Phase II study of Piroantrone reported in 1997: Piroxantrone was administered at a starting dose of 160 mg m2 given as a 1-h infusion every 3 weeks to 19 patients with histologically confirmed advanced, persistent, or recurrent squamous cell carcinoma of the cervix. All patients were required to have measurable disease and no prior chemotherapy. Eighteen women were evaluable for toxicity and response. Toxicity was modest and consisted primarily of myelosuppression with six (33%) patients experiencing grade 3 or 4 leukopenia. There were no complete (CR) or partial responses (PR) among the 18 evaluable patients. Six (33%) patients had stable disease while on treatment and 12 (67%) patients experienced progressive disease.

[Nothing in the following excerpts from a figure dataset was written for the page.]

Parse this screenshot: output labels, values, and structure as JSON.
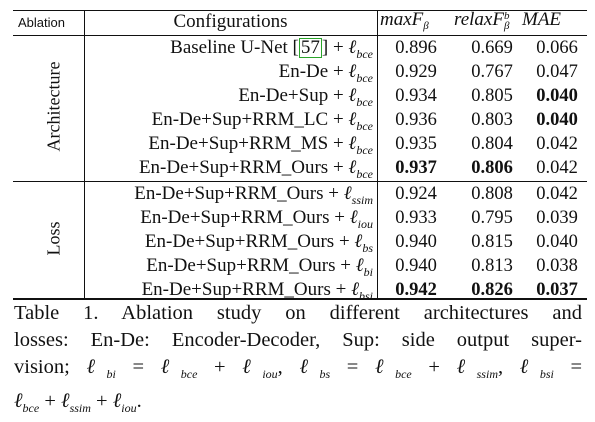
{
  "header": {
    "ablation": "Ablation",
    "configurations": "Configurations",
    "metrics": [
      {
        "base": "maxF",
        "sub": "β",
        "sup": ""
      },
      {
        "base": "relaxF",
        "sub": "β",
        "sup": "b"
      },
      {
        "base": "MAE",
        "sub": "",
        "sup": ""
      }
    ]
  },
  "groups": {
    "architecture": "Architecture",
    "loss": "Loss"
  },
  "rows": [
    {
      "pre": "Baseline U-Net ",
      "cite": "57",
      "post": " + ",
      "loss": "bce",
      "vals": [
        "0.896",
        "0.669",
        "0.066"
      ],
      "bold": [
        false,
        false,
        false
      ]
    },
    {
      "pre": "En-De + ",
      "cite": "",
      "post": "",
      "loss": "bce",
      "vals": [
        "0.929",
        "0.767",
        "0.047"
      ],
      "bold": [
        false,
        false,
        false
      ]
    },
    {
      "pre": "En-De+Sup + ",
      "cite": "",
      "post": "",
      "loss": "bce",
      "vals": [
        "0.934",
        "0.805",
        "0.040"
      ],
      "bold": [
        false,
        false,
        true
      ]
    },
    {
      "pre": "En-De+Sup+RRM_LC + ",
      "cite": "",
      "post": "",
      "loss": "bce",
      "vals": [
        "0.936",
        "0.803",
        "0.040"
      ],
      "bold": [
        false,
        false,
        true
      ]
    },
    {
      "pre": "En-De+Sup+RRM_MS + ",
      "cite": "",
      "post": "",
      "loss": "bce",
      "vals": [
        "0.935",
        "0.804",
        "0.042"
      ],
      "bold": [
        false,
        false,
        false
      ]
    },
    {
      "pre": "En-De+Sup+RRM_Ours + ",
      "cite": "",
      "post": "",
      "loss": "bce",
      "vals": [
        "0.937",
        "0.806",
        "0.042"
      ],
      "bold": [
        true,
        true,
        false
      ]
    },
    {
      "pre": "En-De+Sup+RRM_Ours + ",
      "cite": "",
      "post": "",
      "loss": "ssim",
      "vals": [
        "0.924",
        "0.808",
        "0.042"
      ],
      "bold": [
        false,
        false,
        false
      ]
    },
    {
      "pre": "En-De+Sup+RRM_Ours + ",
      "cite": "",
      "post": "",
      "loss": "iou",
      "vals": [
        "0.933",
        "0.795",
        "0.039"
      ],
      "bold": [
        false,
        false,
        false
      ]
    },
    {
      "pre": "En-De+Sup+RRM_Ours + ",
      "cite": "",
      "post": "",
      "loss": "bs",
      "vals": [
        "0.940",
        "0.815",
        "0.040"
      ],
      "bold": [
        false,
        false,
        false
      ]
    },
    {
      "pre": "En-De+Sup+RRM_Ours + ",
      "cite": "",
      "post": "",
      "loss": "bi",
      "vals": [
        "0.940",
        "0.813",
        "0.038"
      ],
      "bold": [
        false,
        false,
        false
      ]
    },
    {
      "pre": "En-De+Sup+RRM_Ours + ",
      "cite": "",
      "post": "",
      "loss": "bsi",
      "vals": [
        "0.942",
        "0.826",
        "0.037"
      ],
      "bold": [
        true,
        true,
        true
      ]
    }
  ],
  "caption": {
    "line1": "Table 1.  Ablation study on different architectures and",
    "line2": "losses: En-De: Encoder-Decoder, Sup: side output super-",
    "line3": "vision; ℓbi = ℓbce + ℓiou, ℓbs = ℓbce + ℓssim, ℓbsi =",
    "line4": "ℓbce + ℓssim + ℓiou."
  }
}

Piroxantrone appears to have no beneficial effect in advanced or recurrent squamous cell cancer of the cervix at this dose and schedule.  (source: Am J Clin Oncol. 1997 Feb;20(1):84-5.).

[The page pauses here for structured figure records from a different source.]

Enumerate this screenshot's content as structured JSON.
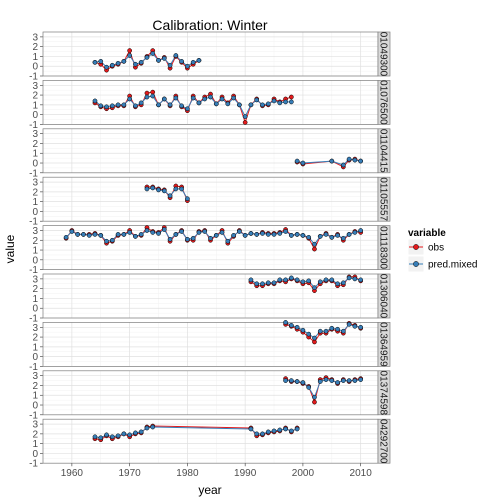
{
  "chart_data": {
    "type": "line",
    "title": "Calibration: Winter",
    "xlabel": "year",
    "ylabel": "value",
    "xlim": [
      1955,
      2013
    ],
    "ylim": [
      -1,
      3.5
    ],
    "x_ticks": [
      1960,
      1970,
      1980,
      1990,
      2000,
      2010
    ],
    "y_ticks": [
      -1,
      0,
      1,
      2,
      3
    ],
    "grid": true,
    "legend": {
      "title": "variable",
      "position": "right",
      "entries": [
        {
          "name": "obs",
          "color": "#e41a1c"
        },
        {
          "name": "pred.mixed",
          "color": "#377eb8"
        }
      ]
    },
    "panels": [
      {
        "label": "01049300",
        "x": [
          1964,
          1965,
          1966,
          1967,
          1968,
          1969,
          1970,
          1971,
          1972,
          1973,
          1974,
          1975,
          1976,
          1977,
          1978,
          1979,
          1980,
          1981,
          1982
        ],
        "obs": [
          0.4,
          0.2,
          -0.4,
          0.0,
          0.2,
          0.5,
          1.6,
          -0.1,
          0.3,
          1.0,
          1.6,
          0.6,
          0.9,
          -0.2,
          1.0,
          0.4,
          -0.2,
          0.2,
          0.6
        ],
        "pred": [
          0.4,
          0.5,
          -0.1,
          0.1,
          0.3,
          0.5,
          1.1,
          0.2,
          0.4,
          0.9,
          1.3,
          0.6,
          0.8,
          0.1,
          1.1,
          0.5,
          0.0,
          0.4,
          0.6
        ]
      },
      {
        "label": "01076500",
        "x": [
          1964,
          1965,
          1966,
          1967,
          1968,
          1969,
          1970,
          1971,
          1972,
          1973,
          1974,
          1975,
          1976,
          1977,
          1978,
          1979,
          1980,
          1981,
          1982,
          1983,
          1984,
          1985,
          1986,
          1987,
          1988,
          1989,
          1990,
          1991,
          1992,
          1993,
          1994,
          1995,
          1996,
          1997,
          1998
        ],
        "obs": [
          1.2,
          0.8,
          0.6,
          0.7,
          0.9,
          0.9,
          1.9,
          0.8,
          1.0,
          2.2,
          2.3,
          1.0,
          1.6,
          0.9,
          1.9,
          0.8,
          0.4,
          1.9,
          1.2,
          1.8,
          2.1,
          1.1,
          1.8,
          1.2,
          1.9,
          1.0,
          -0.8,
          1.0,
          1.6,
          0.9,
          1.0,
          1.6,
          1.3,
          1.6,
          1.8
        ],
        "pred": [
          1.4,
          0.9,
          0.8,
          0.9,
          1.0,
          1.0,
          1.6,
          0.9,
          1.2,
          1.8,
          1.9,
          1.0,
          1.6,
          1.0,
          1.7,
          0.9,
          0.6,
          1.7,
          1.2,
          1.6,
          1.8,
          1.1,
          1.6,
          1.1,
          1.7,
          1.0,
          -0.2,
          1.0,
          1.5,
          1.0,
          1.1,
          1.4,
          1.2,
          1.3,
          1.3
        ]
      },
      {
        "label": "01104415",
        "x": [
          1999,
          2000,
          2005,
          2007,
          2008,
          2009,
          2010
        ],
        "obs": [
          0.1,
          -0.1,
          0.2,
          -0.4,
          0.3,
          0.4,
          0.2
        ],
        "pred": [
          0.2,
          0.0,
          0.2,
          -0.2,
          0.4,
          0.3,
          0.2
        ]
      },
      {
        "label": "01105557",
        "x": [
          1973,
          1974,
          1975,
          1976,
          1977,
          1978,
          1979,
          1980
        ],
        "obs": [
          2.5,
          2.5,
          2.3,
          2.2,
          1.4,
          2.6,
          2.5,
          1.1
        ],
        "pred": [
          2.3,
          2.4,
          2.2,
          2.1,
          1.6,
          2.3,
          2.3,
          1.3
        ]
      },
      {
        "label": "01118300",
        "x": [
          1959,
          1960,
          1961,
          1962,
          1963,
          1964,
          1965,
          1966,
          1967,
          1968,
          1969,
          1970,
          1971,
          1972,
          1973,
          1974,
          1975,
          1976,
          1977,
          1978,
          1979,
          1980,
          1981,
          1982,
          1983,
          1984,
          1985,
          1986,
          1987,
          1988,
          1989,
          1990,
          1991,
          1992,
          1993,
          1994,
          1995,
          1996,
          1997,
          1998,
          1999,
          2000,
          2001,
          2002,
          2003,
          2004,
          2005,
          2006,
          2007,
          2008,
          2009,
          2010
        ],
        "obs": [
          2.2,
          3.0,
          2.6,
          2.6,
          2.6,
          2.7,
          2.5,
          1.7,
          1.9,
          2.5,
          2.6,
          3.0,
          2.4,
          2.5,
          3.3,
          2.9,
          2.8,
          3.3,
          1.9,
          2.6,
          3.0,
          2.0,
          2.0,
          2.9,
          3.0,
          2.0,
          2.5,
          3.0,
          1.7,
          2.4,
          3.0,
          2.5,
          2.7,
          2.6,
          2.8,
          2.7,
          2.7,
          2.8,
          3.1,
          2.5,
          2.6,
          2.5,
          2.2,
          1.1,
          2.4,
          2.7,
          2.3,
          2.6,
          2.0,
          2.6,
          2.9,
          2.8
        ],
        "pred": [
          2.3,
          2.9,
          2.6,
          2.6,
          2.5,
          2.6,
          2.5,
          1.9,
          2.0,
          2.6,
          2.6,
          2.8,
          2.4,
          2.6,
          3.0,
          2.8,
          2.7,
          3.1,
          2.1,
          2.6,
          2.9,
          2.1,
          2.2,
          2.8,
          2.9,
          2.2,
          2.5,
          2.8,
          1.9,
          2.5,
          2.9,
          2.5,
          2.7,
          2.6,
          2.7,
          2.6,
          2.6,
          2.7,
          2.9,
          2.5,
          2.6,
          2.5,
          2.3,
          1.6,
          2.4,
          2.6,
          2.3,
          2.5,
          2.2,
          2.6,
          2.8,
          3.0
        ]
      },
      {
        "label": "01306040",
        "x": [
          1991,
          1992,
          1993,
          1994,
          1995,
          1996,
          1997,
          1998,
          1999,
          2000,
          2001,
          2002,
          2003,
          2004,
          2005,
          2006,
          2007,
          2008,
          2009,
          2010
        ],
        "obs": [
          2.7,
          2.3,
          2.3,
          2.5,
          2.5,
          2.8,
          2.7,
          3.0,
          2.8,
          2.5,
          2.6,
          1.8,
          2.5,
          2.8,
          2.8,
          2.3,
          2.4,
          3.2,
          3.2,
          2.8
        ],
        "pred": [
          2.9,
          2.5,
          2.5,
          2.6,
          2.6,
          2.9,
          2.9,
          3.1,
          2.9,
          2.7,
          2.8,
          2.1,
          2.7,
          2.9,
          2.9,
          2.5,
          2.6,
          3.1,
          3.0,
          2.9
        ]
      },
      {
        "label": "01364959",
        "x": [
          1997,
          1998,
          1999,
          2000,
          2001,
          2002,
          2003,
          2004,
          2005,
          2006,
          2007,
          2008,
          2009,
          2010
        ],
        "obs": [
          3.3,
          3.1,
          2.8,
          2.5,
          2.0,
          1.5,
          2.4,
          2.4,
          2.8,
          2.6,
          2.4,
          3.4,
          3.2,
          2.9
        ],
        "pred": [
          3.5,
          3.2,
          3.0,
          2.7,
          2.3,
          1.9,
          2.6,
          2.6,
          2.9,
          2.8,
          2.6,
          3.3,
          3.1,
          3.0
        ]
      },
      {
        "label": "01374598",
        "x": [
          1997,
          1998,
          1999,
          2000,
          2001,
          2002,
          2003,
          2004,
          2005,
          2006,
          2007,
          2008,
          2009,
          2010
        ],
        "obs": [
          2.7,
          2.4,
          2.4,
          2.2,
          1.9,
          0.3,
          2.6,
          2.8,
          2.6,
          2.2,
          2.6,
          2.4,
          2.6,
          2.7
        ],
        "pred": [
          2.5,
          2.5,
          2.4,
          2.3,
          1.8,
          0.8,
          2.4,
          2.6,
          2.5,
          2.3,
          2.5,
          2.5,
          2.5,
          2.6
        ]
      },
      {
        "label": "04292700",
        "x": [
          1964,
          1965,
          1966,
          1967,
          1968,
          1969,
          1970,
          1971,
          1972,
          1973,
          1974,
          1991,
          1992,
          1993,
          1994,
          1995,
          1996,
          1997,
          1998,
          1999
        ],
        "obs": [
          1.5,
          1.4,
          1.8,
          1.5,
          1.7,
          2.0,
          1.7,
          2.0,
          2.1,
          2.7,
          2.8,
          2.6,
          1.8,
          1.9,
          2.1,
          2.2,
          2.3,
          2.6,
          2.2,
          2.6
        ],
        "pred": [
          1.7,
          1.6,
          1.9,
          1.7,
          1.8,
          2.0,
          1.9,
          2.1,
          2.2,
          2.6,
          2.7,
          2.5,
          2.0,
          2.0,
          2.2,
          2.3,
          2.4,
          2.5,
          2.3,
          2.5
        ]
      }
    ]
  }
}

Phase II study of Piroantrone reported in 1996: A phase II trial of the new anthrapyrazole piroxantrone was carried out by the Southwest Oncology Group in patients with advanced metastatic or recurrent endometrial cancer. A two-stage statistical design targeted accrual of 20 eligible patients. The starting dose of piroxantrone was 150 mg/m2 in patients without prior radiation therapy (RT) and 120 mg/m2 in patients with prior RT. There were 15 eligible patients, six of whom had received prior hormonal therapy while nine patients had not received prior hormonal therapy. Eight patients had received prior RT while seven patients had not received any prior RT. One to seven cycles of piroxantrone were administered. Dose escalation was feasible in four patients. No grade 5 toxicity was experienced by any patients. Most of the grade 4 (granulocytopenia in one) and grade 3 (leukopenia in three, granulocytopenia in three, anemia in two and thrombocytopenia in one) toxicity was related to myelosuppression. Grade 3 non-hematologic toxicities were nausea, fatigue and SGOT elevation. There was one partial response for a response rate of 7% (95% CI 0.2-32%) and median survival was 11 months (95% CI 3-13 months). The study was prematurely terminated due to lack of patient accrual. (source: Anticancer Drugs. 1996 Jul;7(5):527-30.)